Luiz Gustavo sofreu queimaduras em cerca de 90% do corpo e morreu após ser socorrido e encaminhado para atendimento médico. Ana Beatriz também ficou ferida no incêndio, com queimaduras de segundo grau no braço direito, pé esquerdo e nas duas pernas. Na época, ainda hospitalizada, ela negou que o fogo tivesse sido provocado de propósito e afirmou que o namorado havia ajudado a salvá-la.
Durante o inquérito, a polícia encontrou vestígios de combustível no imóvel e identificou divergências nos relatos apresentados pela investigada sobre a origem do incêndio. Inicialmente, Ana Beatriz teria informado que uma explosão provocada por vazamento de gás havia iniciado o fogo.
A perícia, entretanto, apontou que o botijão, as mangueiras e os componentes do fogão estavam intactos e não apresentavam sinais de ação térmica compatíveis com uma explosão.

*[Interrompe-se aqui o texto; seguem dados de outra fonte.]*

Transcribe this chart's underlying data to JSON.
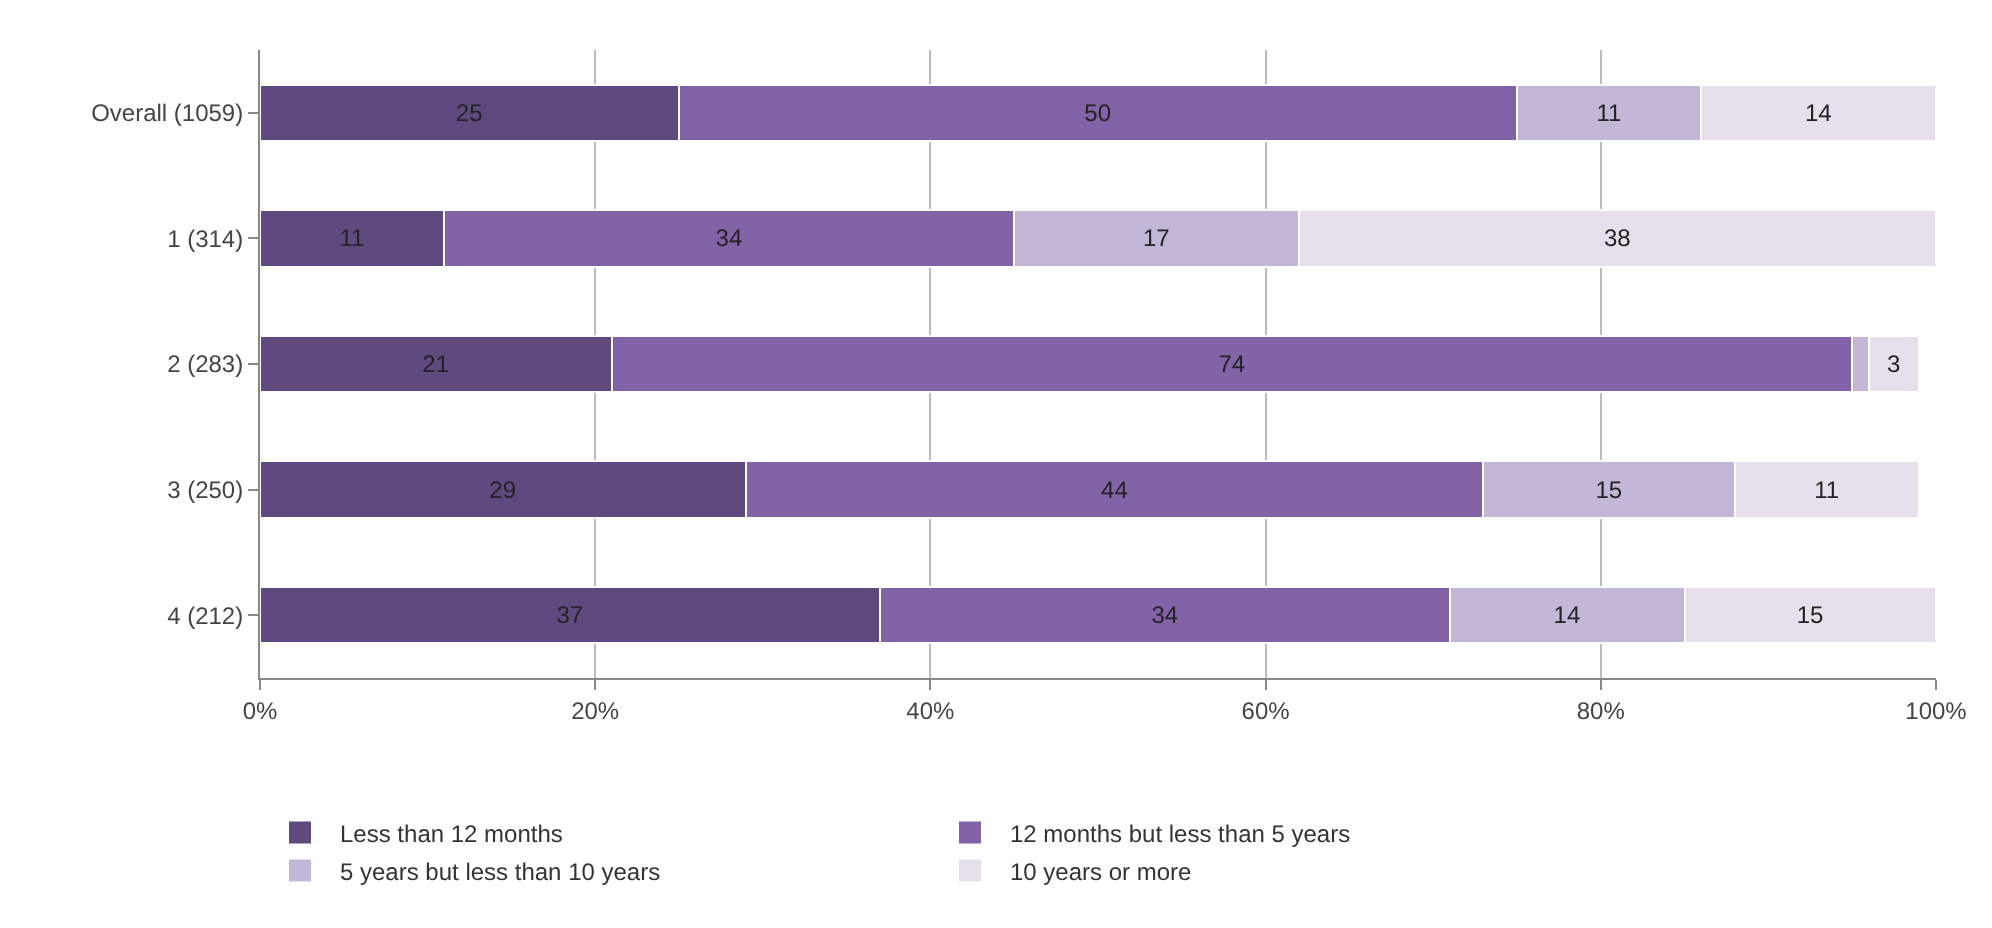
{
  "chart_data": {
    "type": "bar",
    "orientation": "horizontal",
    "stacked": true,
    "categories": [
      "Overall (1059)",
      "1 (314)",
      "2 (283)",
      "3 (250)",
      "4 (212)"
    ],
    "series": [
      {
        "name": "Less than 12 months",
        "color": "#5e4a7e",
        "values": [
          25,
          11,
          21,
          29,
          37
        ],
        "value_labels": [
          "25",
          "11",
          "21",
          "29",
          "37"
        ]
      },
      {
        "name": "12 months but less than 5 years",
        "color": "#8363a8",
        "values": [
          50,
          34,
          74,
          44,
          34
        ],
        "value_labels": [
          "50",
          "34",
          "74",
          "44",
          "34"
        ]
      },
      {
        "name": "5 years but less than 10 years",
        "color": "#c4b6d6",
        "values": [
          11,
          17,
          1,
          15,
          14
        ],
        "value_labels": [
          "11",
          "17",
          null,
          "15",
          "14"
        ]
      },
      {
        "name": "10 years or more",
        "color": "#e6e0ec",
        "values": [
          14,
          38,
          3,
          11,
          15
        ],
        "value_labels": [
          "14",
          "38",
          "3",
          "11",
          "15"
        ]
      }
    ],
    "xlim": [
      0,
      100
    ],
    "xticks": [
      {
        "value": 0,
        "label": "0%"
      },
      {
        "value": 20,
        "label": "20%"
      },
      {
        "value": 40,
        "label": "40%"
      },
      {
        "value": 60,
        "label": "60%"
      },
      {
        "value": 80,
        "label": "80%"
      },
      {
        "value": 100,
        "label": "100%"
      }
    ],
    "grid": "x",
    "legend": "bottom"
  }
}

Posteriormente, durante atendimento no Instituto Médico Legal (IML), a investigada apresentou outra versão e afirmou que Luiz Gustavo mantinha gasolina armazenada na kitnet e que o incêndio teria começado após uma explosão do combustível.
Os exames realizados nas vítimas também foram considerados pela investigação para tentar esclarecer a dinâmica do incêndio. A polícia avaliou a diferença entre a extensão das queimaduras sofridas por Luiz Gustavo e as lesões apresentadas por Ana Beatriz como parte dos elementos reunidos no inquérito.
Com a conclusão das investigações, o caso foi encaminhado à Vara do Tribunal do Júri de Maceió. O Ministério Público de Alagoas deverá analisar o material produzido pela Polícia Civil e decidir se apresenta denúncia contra a investigada.
O indiciamento não significa condenação. Ana Beatriz ainda deverá responder ao processo, caso seja denunciada pelo Ministério Público, e terá direito à defesa e ao contraditório.